Martha McLennan, executive director of Northwest Housing Alternatives, urged Metro to call for stronger measures to provide more affordable housing throughout the region. "It is incumbent upon Metro to use the bully pulpit to ring alarm bells about cost-burdened households," she said. "There is an increasing awareness in the region of why affordable housing matters."
Throughout his presentations on the Community Investment Strategy, Jordan has stressed the need to achieve greater efficiencies in how limited public dollars are invested to leverage greater private investment. Cathey Briggs, the interim executive director of the Oregon Opportunity Network, cautioned Jordan that, "Sometimes the word 'efficiency' raises issues; it brings up least-cost transportation. Discussions around equity do not have minimal transactional costs. The transactional costs are high. Siting affordable housing has not been an affordable or cheap process."
A central point of Jordan’s presentation is the finding of Metro’s Regional Infrastructure Analysis, completed in 2008, that indicates the region will need to spend between $27-41 billion in the next 25 years to build public structures to serve new growth and replace aging sewers, sidewalks, schools and other facilities just to serve the population that is already here. Jordan also emphasized that the region might be able to raise half of that amount through existing revenue sources and that the federal government is not likely to provide large amounts of money to support infrastructure development as it has in the past.

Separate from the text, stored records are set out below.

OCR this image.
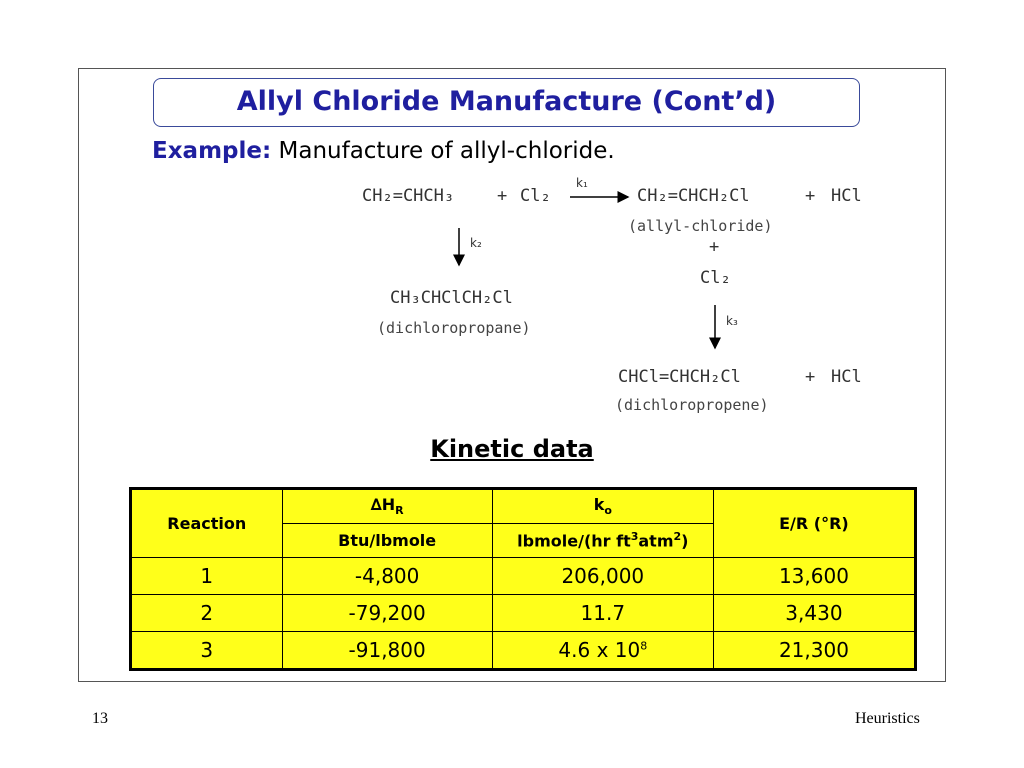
Allyl Chloride Manufacture (Cont’d)
Example: Manufacture of allyl-chloride.
CH₂=CHCH₃	+ Cl₂
k₁
CH₂=CHCH₂Cl	+ HCl
(allyl-chloride)
+
Cl₂
k₂
CH₃CHClCH₂Cl
(dichloropropane)	k₃
CHCl=CHCH₂Cl	+ HCl
(dichloropropene)
Kinetic data
Reaction	$\Delta H_R$	$k_o$	E/R (°R)
	Btu/lbmole	lbmole/(hr $ft^3atm^2$)	
1	-4,800	206,000	13,600
2	-79,200	11.7	3,430
3	-91,800	4.6 x $10^8$	21,300
13	Heuristics
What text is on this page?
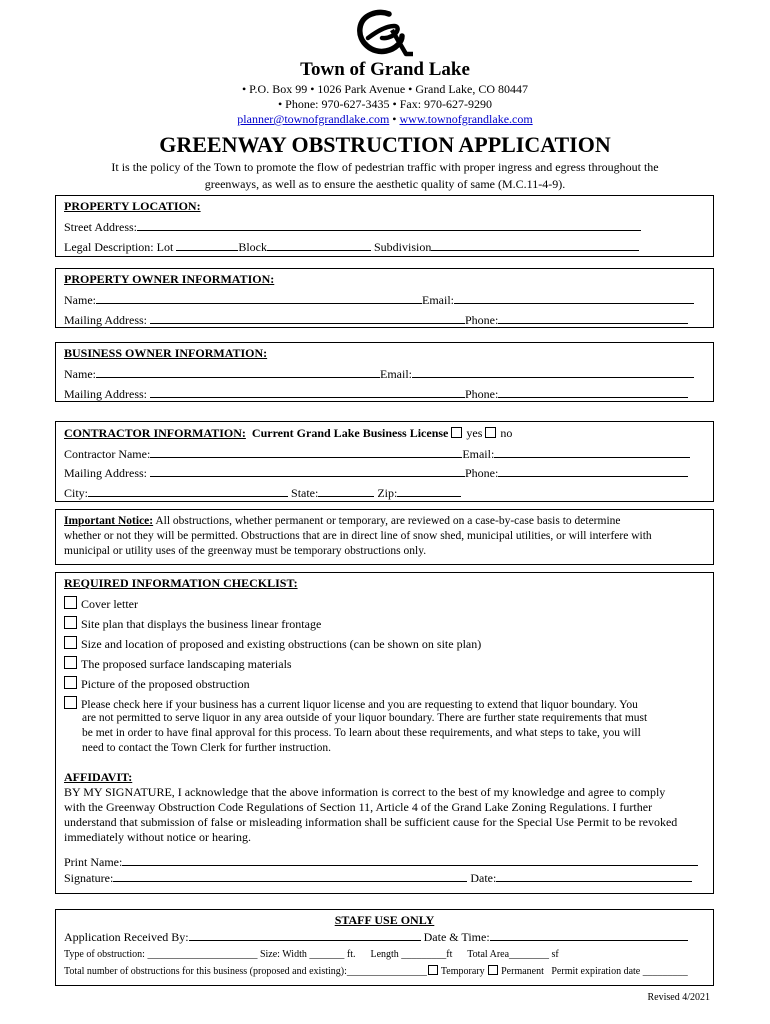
Town of Grand Lake
• P.O. Box 99 • 1026 Park Avenue • Grand Lake, CO 80447
• Phone: 970-627-3435 • Fax: 970-627-9290
planner@townofgrandlake.com • www.townofgrandlake.com
GREENWAY OBSTRUCTION APPLICATION
It is the policy of the Town to promote the flow of pedestrian traffic with proper ingress and egress throughout the
greenways, as well as to ensure the aesthetic quality of same (M.C.11-4-9).
PROPERTY LOCATION:
Street Address:
Legal Description: Lot	Block	Subdivision
PROPERTY OWNER INFORMATION:
Name:	Email:
Mailing Address:	Phone:
BUSINESS OWNER INFORMATION:
Name:	Email:
Mailing Address:	Phone:
CONTRACTOR INFORMATION: Current Grand Lake Business License yes no
Contractor Name:	Email:
Mailing Address:	Phone:
City:	State:	Zip:
Important Notice: All obstructions, whether permanent or temporary, are reviewed on a case-by-case basis to determine
whether or not they will be permitted. Obstructions that are in direct line of snow shed, municipal utilities, or will interfere with
municipal or utility uses of the greenway must be temporary obstructions only.
REQUIRED INFORMATION CHECKLIST:
Cover letter
Site plan that displays the business linear frontage
Size and location of proposed and existing obstructions (can be shown on site plan)
The proposed surface landscaping materials
Picture of the proposed obstruction
Please check here if your business has a current liquor license and you are requesting to extend that liquor boundary. You
are not permitted to serve liquor in any area outside of your liquor boundary. There are further state requirements that must
be met in order to have final approval for this process. To learn about these requirements, and what steps to take, you will
need to contact the Town Clerk for further instruction.
AFFIDAVIT:
BY MY SIGNATURE, I acknowledge that the above information is correct to the best of my knowledge and agree to comply
with the Greenway Obstruction Code Regulations of Section 11, Article 4 of the Grand Lake Zoning Regulations. I further
understand that submission of false or misleading information shall be sufficient cause for the Special Use Permit to be revoked
immediately without notice or hearing.
Print Name:
Signature:	Date:
STAFF USE ONLY
Application Received By:	Date & Time:
Type of obstruction: ______________________ Size: Width _______ ft. Length _________ft Total Area________ sf
Total number of obstructions for this business (proposed and existing):________________ Temporary Permanent Permit expiration date _________
Revised 4/2021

Jesse Beason, executive director of Proud Ground, questioned how Metro can make the case to the public about the need for additional money. “"f we get to a plan of wringing out efficiencies [in existing public investments], will the public know we must look to ourselves [for new money]?" Jordan stressed that the effort to adopt a Community Investment Strategy will be as much of ongoing political dialogue and engagement process the public about what it wants to invest in—and what it will take to make those investments—as it will be a policymaking framework.